Mr. Corrigan went down to defeat in October to newcomer Mr. Hurley, a former firefighter who promised to tackle housing problems differently.

The new rental policy, if approved by council Monday, is meant to help the city catch up on the at least 700 affordable apartments that were lost to demolition since 2010, as well as add to supply with a steady stream including permanent new units.

“We want to ensure this is the same as the rental buildings of the 1950s, 60s and 70s,” said Johannes Schumann, the assistant director of current planning in Burnaby. “We’re building a new rental stock.”

He said planners worked to ensure that there was a comprehensive new policy, one that took full advantage of the new possibility in the rental-only zoning that the provincial government made legal for cities last year.

“Some other proposals [from other cities] are myopic, they only solve one thing. A lot of policies sound good but sit on the shelf. This is comprehensive and broad reaching,” Mr. Schumann said.

The proposed new rental plan goes further than Vancouver’s current rental-protection and rental-incentive policies, particularly in the way that it would permanently safeguard units designated for lower-than-market rents. As well, it puts limits on the amount of density a developer gets in return for rental, which Vancouver policy doesn’t.

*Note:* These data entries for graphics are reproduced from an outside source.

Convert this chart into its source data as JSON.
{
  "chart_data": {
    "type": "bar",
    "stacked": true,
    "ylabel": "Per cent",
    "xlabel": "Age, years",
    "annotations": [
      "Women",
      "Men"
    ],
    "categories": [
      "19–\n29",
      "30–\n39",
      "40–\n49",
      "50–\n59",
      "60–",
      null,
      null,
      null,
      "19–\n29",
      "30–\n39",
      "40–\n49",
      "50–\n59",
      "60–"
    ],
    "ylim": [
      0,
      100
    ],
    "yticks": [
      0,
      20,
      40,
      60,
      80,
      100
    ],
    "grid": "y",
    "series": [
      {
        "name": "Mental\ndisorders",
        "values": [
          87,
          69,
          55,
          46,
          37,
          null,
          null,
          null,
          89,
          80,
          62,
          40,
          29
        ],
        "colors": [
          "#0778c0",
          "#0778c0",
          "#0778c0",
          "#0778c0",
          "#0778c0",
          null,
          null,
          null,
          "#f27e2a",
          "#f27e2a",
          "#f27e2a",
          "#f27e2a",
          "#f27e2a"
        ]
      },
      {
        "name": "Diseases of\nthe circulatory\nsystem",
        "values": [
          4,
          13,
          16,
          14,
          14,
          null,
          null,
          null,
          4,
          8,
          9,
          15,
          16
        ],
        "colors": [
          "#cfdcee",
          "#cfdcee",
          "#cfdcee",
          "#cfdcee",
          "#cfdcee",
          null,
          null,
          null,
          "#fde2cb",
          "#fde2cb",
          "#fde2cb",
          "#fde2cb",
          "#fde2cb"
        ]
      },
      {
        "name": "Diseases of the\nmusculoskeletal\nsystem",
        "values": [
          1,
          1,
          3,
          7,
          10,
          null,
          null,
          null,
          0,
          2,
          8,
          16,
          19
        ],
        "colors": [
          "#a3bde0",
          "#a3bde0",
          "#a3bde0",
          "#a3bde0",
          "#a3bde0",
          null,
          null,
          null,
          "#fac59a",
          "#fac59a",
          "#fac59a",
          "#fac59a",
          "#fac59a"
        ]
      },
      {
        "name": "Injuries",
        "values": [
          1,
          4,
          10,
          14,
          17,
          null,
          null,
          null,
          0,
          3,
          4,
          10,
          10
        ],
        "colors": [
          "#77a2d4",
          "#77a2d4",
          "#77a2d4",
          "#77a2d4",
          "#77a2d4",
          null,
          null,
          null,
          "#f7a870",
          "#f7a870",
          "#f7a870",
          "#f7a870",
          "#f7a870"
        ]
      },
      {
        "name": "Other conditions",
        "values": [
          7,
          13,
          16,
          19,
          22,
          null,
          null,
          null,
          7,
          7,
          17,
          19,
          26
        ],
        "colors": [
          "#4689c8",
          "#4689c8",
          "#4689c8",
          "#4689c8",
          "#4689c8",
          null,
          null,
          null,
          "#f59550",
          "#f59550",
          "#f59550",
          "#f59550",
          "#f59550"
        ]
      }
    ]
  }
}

A developer who builds a new rental apartment will need to find a place for tenants to live during construction and, if a tenant was renting for $800 before, rent the same type of unit to that tenant for $800 again, plus the provincial rent increase that would normally have been added during the construction years. That unit will continue to be rented at that rate, plus allowable increases, even if the once-displaced tenant moves on.